Can I be honest? The problem with many philosophy books is that they often speak about problems that I have never heard of in words that I do not understand. I am a preacher. I speak God’s ancient words to contemporary people. My listeners come to church struggling with their job, kids, traffic and an evaporating 401K. If a philosophy book is going to help me, it’s going to help average people who are trying to take God and his Bible seriously.

Philosophy serves preachers well when it helps preachers understand why the worldview of the Scripture they are preaching is reasonable . . . and do so in concrete, non-technical terms that we can share with our congregations. Against this preacher’s grid, God is Good, God is Great scored a B+.

The book is divided into four topical sections: the existence of God, the greatness of God, the goodness of God, and why it matters. If you don’t have time to read the entire book, read sections 1 & 3. I found the authors in these sections to be particularly understandable and relevant.

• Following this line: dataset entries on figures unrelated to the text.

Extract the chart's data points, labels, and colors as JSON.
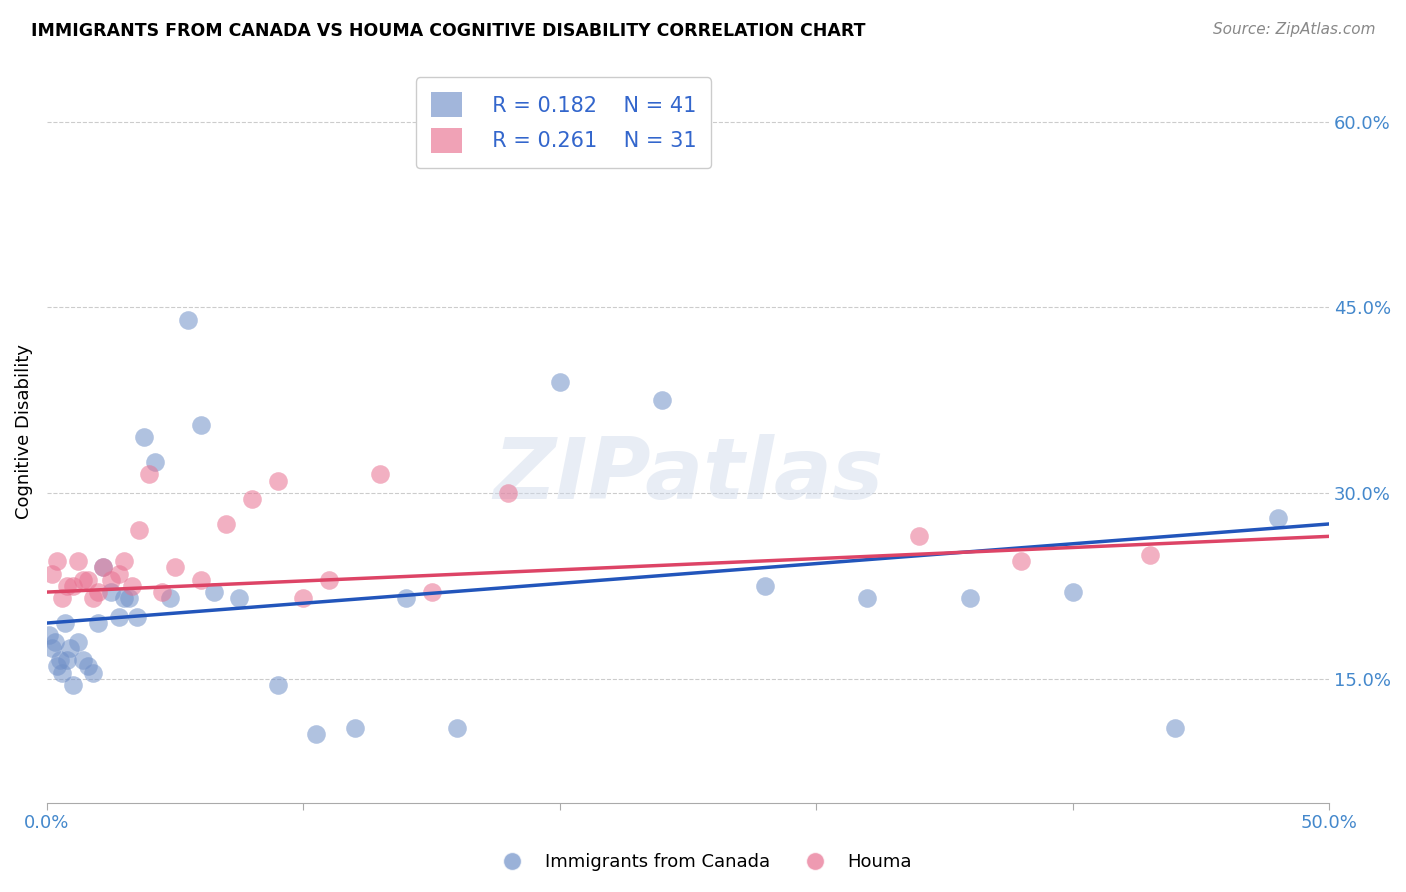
{
  "title": "IMMIGRANTS FROM CANADA VS HOUMA COGNITIVE DISABILITY CORRELATION CHART",
  "source": "Source: ZipAtlas.com",
  "xlabel": "",
  "ylabel": "Cognitive Disability",
  "xlim": [
    0.0,
    0.5
  ],
  "ylim": [
    0.05,
    0.65
  ],
  "yticks": [
    0.15,
    0.3,
    0.45,
    0.6
  ],
  "ytick_labels": [
    "15.0%",
    "30.0%",
    "45.0%",
    "60.0%"
  ],
  "xticks": [
    0.0,
    0.1,
    0.2,
    0.3,
    0.4,
    0.5
  ],
  "xtick_labels": [
    "0.0%",
    "",
    "",
    "",
    "",
    "50.0%"
  ],
  "blue_color": "#7090c8",
  "pink_color": "#e87090",
  "blue_line_color": "#2255bb",
  "pink_line_color": "#dd4466",
  "watermark": "ZIPatlas",
  "legend_R_blue": "0.182",
  "legend_N_blue": "41",
  "legend_R_pink": "0.261",
  "legend_N_pink": "31",
  "blue_x": [
    0.001,
    0.002,
    0.003,
    0.004,
    0.005,
    0.006,
    0.007,
    0.008,
    0.009,
    0.01,
    0.012,
    0.014,
    0.016,
    0.018,
    0.02,
    0.022,
    0.025,
    0.028,
    0.03,
    0.032,
    0.035,
    0.038,
    0.042,
    0.048,
    0.055,
    0.06,
    0.065,
    0.075,
    0.09,
    0.105,
    0.12,
    0.14,
    0.16,
    0.2,
    0.24,
    0.28,
    0.32,
    0.36,
    0.4,
    0.44,
    0.48
  ],
  "blue_y": [
    0.185,
    0.175,
    0.18,
    0.16,
    0.165,
    0.155,
    0.195,
    0.165,
    0.175,
    0.145,
    0.18,
    0.165,
    0.16,
    0.155,
    0.195,
    0.24,
    0.22,
    0.2,
    0.215,
    0.215,
    0.2,
    0.345,
    0.325,
    0.215,
    0.44,
    0.355,
    0.22,
    0.215,
    0.145,
    0.105,
    0.11,
    0.215,
    0.11,
    0.39,
    0.375,
    0.225,
    0.215,
    0.215,
    0.22,
    0.11,
    0.28
  ],
  "pink_x": [
    0.002,
    0.004,
    0.006,
    0.008,
    0.01,
    0.012,
    0.014,
    0.016,
    0.018,
    0.02,
    0.022,
    0.025,
    0.028,
    0.03,
    0.033,
    0.036,
    0.04,
    0.045,
    0.05,
    0.06,
    0.07,
    0.08,
    0.09,
    0.1,
    0.11,
    0.13,
    0.15,
    0.18,
    0.34,
    0.38,
    0.43
  ],
  "pink_y": [
    0.235,
    0.245,
    0.215,
    0.225,
    0.225,
    0.245,
    0.23,
    0.23,
    0.215,
    0.22,
    0.24,
    0.23,
    0.235,
    0.245,
    0.225,
    0.27,
    0.315,
    0.22,
    0.24,
    0.23,
    0.275,
    0.295,
    0.31,
    0.215,
    0.23,
    0.315,
    0.22,
    0.3,
    0.265,
    0.245,
    0.25
  ],
  "blue_line_start_y": 0.195,
  "blue_line_end_y": 0.275,
  "pink_line_start_y": 0.22,
  "pink_line_end_y": 0.265
}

In chapter one, for example, William Lane Craig restates some of the traditional arguments for God’s existence in simple nontraditional ways. In the cosmological argument, for example, he states that since the universe is continually expanding must be expanding away from a starting point. Using a simple cone diagram he explains that anything that is getting bigger and bigger “cannot be eternal in the past and must have an absolute beginning.” This is a simple and compelling argument I can easily share with my congregation. Thanks Dr. Craig!